In 1984, when the punishable interest rate was lowered, another act was passed to introduce the administrative control over the consumer-loan business. Consumer-loan financiers are required to register with the Government and provide borrowers with adequate information on core terms of loan contracts in written documents specified by the Investment Act and also a receipt of the payment in the format specified by the same Act. The enactment of the Investment Act was the carrot and the stick for consumer-loan financiers. The lowering the punishable interest and the introduction of administrative oversight are the stick part. The carrot part is that excessive interest payments are to be presumed to have been made voluntarily as long as the written document requirement and the receipt requirement are met. This set of the carrot and stick legislative measures, in a sense, overrode the judicial precedents of making excessive interest payments be returned for restitution.
Even after 1984, the Supreme Court has been making consistent efforts to eradicate loan shark activities by meticulously interpreting the written document requirement and the receipt requirement. To give recent examples, the delay in issuance of the receipt forms for seven to ten days were held deficient to meet the statutory receipt requirement and statements of the loan account consolidated with receipt forms were held unsatisfactory for the purpose of the Investment Act (both decided in 2004). The judgments covered by the headline of this column, rendered in July 2007, also concern the written contract document requirement and the receipt requirement, but went one step further. Consumer-loan financiers who knew or had a reason to know that their written contract documents were deficient were found to be bad faith beneficiaries, so that they were required to pay statutory interest that had accrued from the unjust enrichment as well as the return of the excessive interest payments.

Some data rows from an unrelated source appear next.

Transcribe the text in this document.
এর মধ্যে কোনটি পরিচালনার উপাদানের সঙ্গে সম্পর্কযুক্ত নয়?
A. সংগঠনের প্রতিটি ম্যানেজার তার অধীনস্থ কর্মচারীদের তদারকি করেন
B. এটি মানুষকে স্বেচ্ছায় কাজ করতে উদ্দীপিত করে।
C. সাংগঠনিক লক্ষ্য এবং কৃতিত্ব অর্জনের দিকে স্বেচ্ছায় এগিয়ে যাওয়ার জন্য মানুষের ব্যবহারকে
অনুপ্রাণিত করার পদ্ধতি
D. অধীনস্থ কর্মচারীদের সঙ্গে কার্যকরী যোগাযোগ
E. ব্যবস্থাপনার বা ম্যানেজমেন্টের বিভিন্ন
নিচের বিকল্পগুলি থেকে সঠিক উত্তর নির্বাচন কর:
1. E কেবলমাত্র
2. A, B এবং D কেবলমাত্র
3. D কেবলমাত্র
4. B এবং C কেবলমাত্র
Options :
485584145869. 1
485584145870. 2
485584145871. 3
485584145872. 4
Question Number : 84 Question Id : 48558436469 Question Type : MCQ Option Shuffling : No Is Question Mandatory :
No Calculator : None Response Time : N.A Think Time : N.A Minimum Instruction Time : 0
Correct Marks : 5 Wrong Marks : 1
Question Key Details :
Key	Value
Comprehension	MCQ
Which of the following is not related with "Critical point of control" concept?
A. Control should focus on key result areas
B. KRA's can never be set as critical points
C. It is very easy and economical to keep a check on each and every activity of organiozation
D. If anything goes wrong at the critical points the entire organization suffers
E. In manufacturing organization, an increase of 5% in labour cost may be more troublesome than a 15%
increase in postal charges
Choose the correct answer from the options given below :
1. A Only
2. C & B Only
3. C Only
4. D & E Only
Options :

The rampancy of loan shark activities and an increasing number of victims of coercive collection activities have been repeatedly taken up by the mass media in recent years. One newspaper article reported that the number of suicides for the reason of economic hardship outnumbered the death toll of traffic accidents in 2003 for the first time in Japan: the former being 8897, the latter 7702. The majority of economic suicides are believed to be involved in consumer-loan insolvency. The recognition of these situations has lead to the before-mentioned legislative reforms to delete the non-restitution provision in the Usury Act and the statutory presumption of voluntariness in the Loan Business Regulation Act in December 2006. In the long-term legislative reform, it is the Supreme Court that provided doctrinal bases for these legislative measures. The Parliament in the same session made another amendment to the Investment Act of 1954. That is to set the punishable interest rate at the 20%, that is very close to the interest rate ceilings provided in the Usury Act. This is a very important step to plug up loopholes in usury law. It will take two more years for these amendments to be implemented. In the meantime, it is sure that the Supreme Court will keep their oversight on excessive interest payments. And yet, the biggest remaining challenge in usury law is the tight law enforcement against blatant violators of law in the black market of consumer-loan finance.